Velvet Ricochet by Talisson Melo

Paulo Whitaker
June 16, 2026

Velvet Ricochet
Paulo Whitaker

 

When Paulo Whitaker invited me to write for this solo exhibition, he already had a title in mind, drawn from one of the works selected for the show, one of his rare paintings that bears a title — Velvet Ricochet. Even before immersing myself in the body of works, I realized that my own body was responding in such a way that it would be inevitable to cast a tactile and proprioceptive “gaze” upon them, since the two words, both individually and in combination, sharpened these sensory layers before I had even seen the paintings.

 

For me, velvet immediately evokes a soft touch, a heavy drape, depth and density, the absorption and cushioning of impact; while ricochet refers to a change in trajectory caused by the collision of something in motion against a surface at a certain angle, multiplying directions beyond a single straight line — something also light, sudden, swift, fleeting. Faced with the conjunction of these seemingly contradictory experiences, I could not avoid immediate associations with the dynamics of billiard balls moving across a felt-covered table, the snaps of rougher or subtler collisions tracing paths between calculation, skill, accident, and chance.

 

From this synesthetic idea, I began to sense that approaching Paulo’s work as a game would be an intriguing way to share impressions of his painting as an event.
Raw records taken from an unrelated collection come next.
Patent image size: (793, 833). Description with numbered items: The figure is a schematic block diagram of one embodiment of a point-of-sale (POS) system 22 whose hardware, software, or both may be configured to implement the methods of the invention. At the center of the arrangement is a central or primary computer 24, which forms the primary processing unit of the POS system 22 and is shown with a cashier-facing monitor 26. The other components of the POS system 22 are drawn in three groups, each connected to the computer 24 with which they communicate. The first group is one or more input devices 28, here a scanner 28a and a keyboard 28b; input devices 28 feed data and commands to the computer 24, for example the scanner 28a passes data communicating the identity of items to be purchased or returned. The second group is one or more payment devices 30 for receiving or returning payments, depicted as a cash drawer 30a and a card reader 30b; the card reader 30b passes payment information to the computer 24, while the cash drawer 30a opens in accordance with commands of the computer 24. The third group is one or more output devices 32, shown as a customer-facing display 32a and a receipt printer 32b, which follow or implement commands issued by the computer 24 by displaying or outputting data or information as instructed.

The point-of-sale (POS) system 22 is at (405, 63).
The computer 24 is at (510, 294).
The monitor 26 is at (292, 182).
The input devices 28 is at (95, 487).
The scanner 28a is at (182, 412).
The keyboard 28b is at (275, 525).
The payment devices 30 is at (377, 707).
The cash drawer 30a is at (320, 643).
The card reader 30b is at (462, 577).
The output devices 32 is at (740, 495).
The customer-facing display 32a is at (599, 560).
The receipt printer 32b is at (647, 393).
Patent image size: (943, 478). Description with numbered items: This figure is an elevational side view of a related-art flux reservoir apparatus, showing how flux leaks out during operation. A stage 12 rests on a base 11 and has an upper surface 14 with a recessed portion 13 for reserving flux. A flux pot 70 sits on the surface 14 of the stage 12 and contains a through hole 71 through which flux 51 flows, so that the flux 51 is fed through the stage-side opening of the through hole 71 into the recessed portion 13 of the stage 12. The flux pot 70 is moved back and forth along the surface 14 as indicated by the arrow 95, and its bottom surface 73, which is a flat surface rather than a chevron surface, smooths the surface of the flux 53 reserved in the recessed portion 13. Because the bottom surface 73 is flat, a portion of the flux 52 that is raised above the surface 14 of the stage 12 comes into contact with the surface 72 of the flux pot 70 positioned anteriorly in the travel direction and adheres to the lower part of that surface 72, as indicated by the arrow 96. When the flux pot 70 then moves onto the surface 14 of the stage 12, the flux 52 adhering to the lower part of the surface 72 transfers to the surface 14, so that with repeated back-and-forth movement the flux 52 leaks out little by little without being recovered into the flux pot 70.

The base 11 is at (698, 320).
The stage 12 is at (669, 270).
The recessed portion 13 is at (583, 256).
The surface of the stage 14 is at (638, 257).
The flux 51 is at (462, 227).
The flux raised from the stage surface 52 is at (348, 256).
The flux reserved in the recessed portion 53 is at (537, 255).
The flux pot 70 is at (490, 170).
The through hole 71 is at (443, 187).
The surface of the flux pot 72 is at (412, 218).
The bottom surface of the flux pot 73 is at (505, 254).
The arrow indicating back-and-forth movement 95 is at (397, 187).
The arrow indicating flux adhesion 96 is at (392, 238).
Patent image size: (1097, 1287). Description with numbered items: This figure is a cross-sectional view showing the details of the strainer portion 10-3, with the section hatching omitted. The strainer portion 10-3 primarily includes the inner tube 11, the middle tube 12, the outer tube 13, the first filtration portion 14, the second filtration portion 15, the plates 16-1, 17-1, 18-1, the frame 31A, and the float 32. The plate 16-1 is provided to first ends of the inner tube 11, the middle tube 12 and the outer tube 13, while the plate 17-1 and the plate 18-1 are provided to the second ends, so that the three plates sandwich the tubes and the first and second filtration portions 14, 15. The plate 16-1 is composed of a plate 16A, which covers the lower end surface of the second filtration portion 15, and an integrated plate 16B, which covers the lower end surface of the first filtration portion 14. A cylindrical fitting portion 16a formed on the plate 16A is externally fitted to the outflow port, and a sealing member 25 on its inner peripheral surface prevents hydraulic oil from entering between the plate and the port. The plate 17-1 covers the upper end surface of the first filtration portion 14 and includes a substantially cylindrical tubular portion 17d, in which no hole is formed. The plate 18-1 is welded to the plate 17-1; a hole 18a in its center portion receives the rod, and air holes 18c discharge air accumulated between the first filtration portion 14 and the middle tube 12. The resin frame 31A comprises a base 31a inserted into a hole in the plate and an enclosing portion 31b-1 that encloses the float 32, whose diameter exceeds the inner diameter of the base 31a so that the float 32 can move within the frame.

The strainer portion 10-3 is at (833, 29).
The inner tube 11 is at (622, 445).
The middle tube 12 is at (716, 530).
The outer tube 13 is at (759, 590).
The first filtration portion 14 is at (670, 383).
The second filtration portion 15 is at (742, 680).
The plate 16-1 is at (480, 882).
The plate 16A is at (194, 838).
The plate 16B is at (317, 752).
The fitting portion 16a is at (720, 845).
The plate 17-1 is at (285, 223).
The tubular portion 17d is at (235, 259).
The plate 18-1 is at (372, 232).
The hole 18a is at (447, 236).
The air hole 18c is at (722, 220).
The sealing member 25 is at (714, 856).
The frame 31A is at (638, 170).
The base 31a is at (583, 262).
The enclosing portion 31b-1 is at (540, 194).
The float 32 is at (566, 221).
I believe that his oeuvre pulses within this latent ambiguity, in the absorption of the gaze while simultaneously eliciting the perception of rebounds and deviations, variations and repetitions that merge, collide, drift apart, disappear, and reappear elsewhere. And why do these forms return, almost as figures, as symbols of a grammar? I believe it is because they are pieces in a game that never ends, one that establishes a space apart from the ordinary world.

 

The game table brings to mind three paintings that I consider fundamental to the history of the emergence of abstraction — all made in 1937, coincidentally or not: Le Jeu de Cartes by Maria Helena Vieira da Silva, with the vertigo of playing-card suits becoming autonomous forms and creating a virtual space; Überschach by Paul Klee, in which the forms and colors of both the pieces and the chessboard itself construct the imminence of movement; and Trente by Wassily Kandinsky, a grid in which the artist organizes the various forms of a vocabulary that he would continue to rearticulate throughout his production through recombination, configuring a kind of memory game in which correspondences emerge elsewhere in his paintings.

 

I do not know whether these artists are among Paulo’s formal references or whether he has ever seen these works, but there is a structural affinity with his practice: they generate a playful situation and point to the game as a mode of construction, a mode of knowledge through experimentation. At this point, I found a key for reading his work over at least three decades as scenes from a vast match in a game without resolution, whose principal rule is never to stop playing. The image of a billiard table with colored balls ricocheting becomes particularly evident when I look at photographs of his room at the 25th São Paulo Biennial in 2002, featuring large canvases in which stacked or chained circular forms repeat themselves in different compositional balances — at times even evoking a bowling strike with pins that can no longer remain standing. This persists in the recent works, from 2020 onward, although in them I also begin to find the card suits and other pieces invented through his own repetitions-with-variations of scale, color, texture, and precision.

 

With the masks, cutouts, and stencils that Paulo has employed for years in his painting process, it is as though he creates his own game board, the pieces, and the rules of a game that he himself may later choose to break in order to arrive at new combinations and keep the match in motion. We, too, can do this through the tactile gaze that his work compels, unfolding the scenes of the game into other trajectories of imagination — a kind of pact around the intertwined dynamics of absorption and deviation embedded in Velvet Ricochet, both in the work that bears this title and in the exhibition as a whole. In some cases, each work seems to stage within itself a constellation of other paintings (whether already existing outside it, in the world, or in imagination, in the fiction materialized by this game), each with different treatments of the pictorial gesture.

 

If the critical reception of Paulo Whitaker’s work has often described his forms as a vocabulary in constant transformation, operating through a stratigraphic or palimpsestic logic, perhaps it is now possible to think of them as pieces in a game. This highlights how each canvas creates a small autonomous universe, while also revealing the artist’s interest in that which escapes control over the course of accumulated decisions: the unexpected encounter between colors, unforeseen superimpositions, interruptions of gesture, and the persistence of accidents — drips, stains, smudges, voids. What traverses his trajectory, beyond the recurrence of certain figures that gradually compose his archive through residues as well, incorporating accidents into his grammatical memory, is the persistence of a match that has spent decades reinventing its own combinations, between new dynamics and returning ghosts.

 

In the game proposed by Whitaker’s painting, no one wins and no one loses, for possibilities and relationships are continuously reshuffled and redistributed. Every gesture is absorbed even as it ricochets across the surface and keeps the whole in motion. It also requires our willingness to play.